The largest year-on-year change between 2013 and 2014 came from natural gas capacity additions, which rose by 7.7 GW in 2014, compared to a gain of 1.9 GW in 2013. Net wind installed capacity increased by 5 GW in 2014, driven in part by the renewal of the Federal Production Tax Credit. Net utility scale solar capacity additions, which had grown dramatically from 2011-2013, plateaued in 2014 at nearly 4 GW.

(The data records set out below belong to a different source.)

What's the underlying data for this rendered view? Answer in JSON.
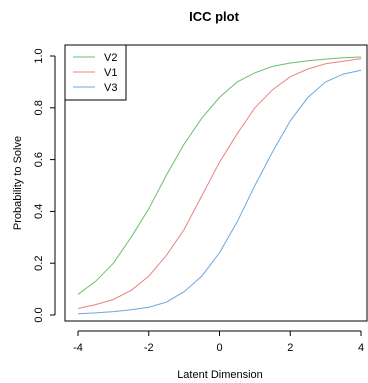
{
  "chart_data": {
    "type": "line",
    "title": "ICC plot",
    "xlabel": "Latent Dimension",
    "ylabel": "Probability to Solve",
    "xlim": [
      -4,
      4
    ],
    "ylim": [
      0,
      1
    ],
    "xticks": [
      "-4",
      "-2",
      "0",
      "2",
      "4"
    ],
    "yticks": [
      "0.0",
      "0.2",
      "0.4",
      "0.6",
      "0.8",
      "1.0"
    ],
    "legend": "top-left",
    "series": [
      {
        "name": "V2",
        "color": "#6bbf6b",
        "x": [
          -4,
          -3.5,
          -3,
          -2.5,
          -2,
          -1.5,
          -1,
          -0.5,
          0,
          0.5,
          1,
          1.5,
          2,
          2.5,
          3,
          3.5,
          4
        ],
        "y": [
          0.08,
          0.13,
          0.2,
          0.3,
          0.41,
          0.54,
          0.66,
          0.76,
          0.84,
          0.9,
          0.935,
          0.96,
          0.973,
          0.982,
          0.988,
          0.993,
          0.996
        ]
      },
      {
        "name": "V1",
        "color": "#f08080",
        "x": [
          -4,
          -3.5,
          -3,
          -2.5,
          -2,
          -1.5,
          -1,
          -0.5,
          0,
          0.5,
          1,
          1.5,
          2,
          2.5,
          3,
          3.5,
          4
        ],
        "y": [
          0.025,
          0.04,
          0.06,
          0.095,
          0.15,
          0.23,
          0.33,
          0.46,
          0.59,
          0.7,
          0.8,
          0.87,
          0.92,
          0.95,
          0.97,
          0.98,
          0.99
        ]
      },
      {
        "name": "V3",
        "color": "#6fa8dc",
        "x": [
          -4,
          -3.5,
          -3,
          -2.5,
          -2,
          -1.5,
          -1,
          -0.5,
          0,
          0.5,
          1,
          1.5,
          2,
          2.5,
          3,
          3.5,
          4
        ],
        "y": [
          0.005,
          0.008,
          0.013,
          0.02,
          0.03,
          0.05,
          0.09,
          0.15,
          0.24,
          0.36,
          0.5,
          0.63,
          0.75,
          0.84,
          0.9,
          0.93,
          0.945
        ]
      }
    ]
  }
}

Electricity average spot prices rose across the country in 2014, primarily driven by high prices in the first quarter due to the “polar vortex” effect. Natural gas remained a major driver of electricity prices, with regional prices reflecting, in part, variations in natural gas prices, the report noted. The largest increases were in the PJM Interconnection region, where average on-peak day-ahead prices at the Western Hub rose 38% due to price spikes in the first quarter. Prices in the Pacific Northwest, where increased hydro generation kept prices down, were the lowest in the country. The California ISO had some of the lowest price increases in the country with average on-peak day-ahead prices rising by 17%. Prices remained modest in the Southeast throughout the year, averaging $42/MWh at the “Into Southern” pricing point.
Nationally, electricity demand remained flat compared to 2013. Residential and commercial demand rose slightly driven in part by the extreme weather in the first quarter, while industrial demand declined. Energy efficiency measures and growth in behind-the-meter generation, such as rooftop solar, helped moderate the growth in electricity demand at utilities.
Compared to last winter, natural gas prices this winter have been lower and less volatile, notwithstanding the fact that natural gas demand in January and February 2015 was 2% higher than for the same period in 2014. Driving this increase was a 13% jump in gas used for power generation. Yet, despite higher demand, natural gas prices had fewer and smaller spikes than in 2014.
The Henry Hub spot price averaged $2.91/MMBtu for January and February 2015, down 44% from the same period in 2014. Prices at major hubs throughout the country were lower than last year. January and February prices in 2015 were below 2014 by an average of 41% in both Boston and New York City, 46% in Southern California, and 65% in Chicago. Several factors accounted for the lower prices and lower peaks, including increased production, new pipeline capacity moving supplies from producing to market areas, fewer and less widespread pipeline disruptions, and better gas-electric coordination.
In addition, imports into Northeast liquefied natural gas (LNG) terminals, including Cove Point in Maryland, and Everett and Northeast Gateway near Boston, averaged 94 Bcfd this winter, 45% above the 2013-2014 winter. Furthermore, this past winter the incidences of extreme cold weather came later in the season, when storage inventories were still robust and market participants were less concerned about having sufficient supplies to see them through spring, said the report.
FERC’s Office of Enforcement’s Division of Energy Market Oversight presented this 2014 State of the Markets Report at the commission’s March 19 meeting.